I searched for research on aerobic training of fast twitch muscles fibres and ended up reading papers from one former swimming coach and PhD Ernest Maglischo. I read two of his papers around this topic that was very interestinig:
https://swimmingcoach.org/journal/coaching-app-maglischo-vol19.pdf
This is swimming, but I see no reason this would not translate to running. Muscular endurance is muscular endurance even if running has some specialities compared.
I cannot repeat what he says, but an interesting thought is that there might be certain intensities that are very beneficial for training selected parts of the muscles (read the fast twitch type IIa and IIx, and the slow twitch, type I).
Type I might most efficiently be trained when purely doing aerobic running and as I understand this would be below marathon pace. This gives credit to easy and moderate running. So easy running has its benefits even more than recovery and junk miles might not be a case.
The opposite side is that fast twitch are trained with intensity. THe higher the better training for them, but at a cost of lactate levels that makes it not possible to do much of this training. Tabata training, 30/30 training, etc has shown great effects and it might be due to the very good aerobic conditioning of a bigger chunk of the faster muscle fibres.
Any training from LT to VO2 max and faster will increasingly employ more and more of the faster muscle fibres, but has different efficiencies of doing that. The higher intensity the more of the fast muscle fibres are employed and the aerobic adaptations of these fibres seems to be maximized. But we can only endure a limited amount of such training so how much in combo with other training is of course key and often difficult.
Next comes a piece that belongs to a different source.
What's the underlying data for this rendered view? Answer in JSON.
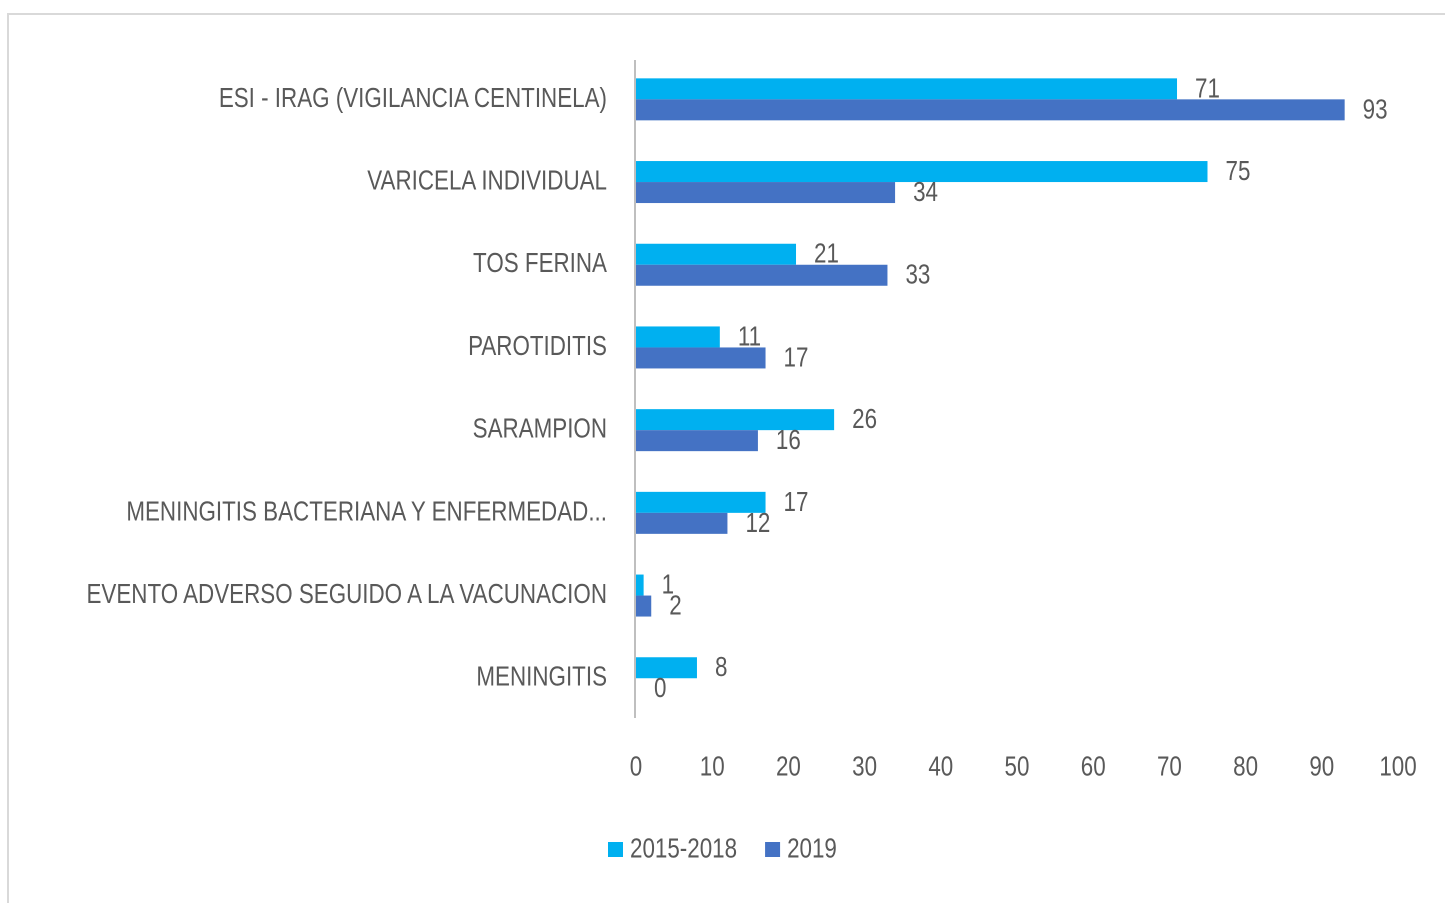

Any comments or thoughts on his research and opinitions?
The take for me is that I see greater benefit in doing easy and moderate running. I see the benefit of doing some easier threshold work around 1.5-2h race pace to target the slow twitch muscle fibres and spare the fast ones. I see the benefit of training at 30min-50min race pace to train the type IIa aerobically AND to make the slow type 1 to use the lactate generated (the lactate shuttling). I see less benefit in doing too much long work at VO2 max since it costs so much in recovery(due to very high lactate levels) and since the effect of 15-15/30-15/30-30/45-15 reps and 30-60s "max" with long rest seem so efficient in conditioning the fast twitch muscles aerobically. It is much easier to recover from those.
Ingebrigtsen training include a lot of this: They do easy thresholds, they do easy to moderate running, they do faster than 1h race pace "threshold" work, they do 30-40s hill work at 1500-effort and jog down and they do 200m sprints weekly (which touches into anaerobic capacity for fast twitch)
Maybe this is not revolutionary, but just that explanations for efficient training is catching up the good practices.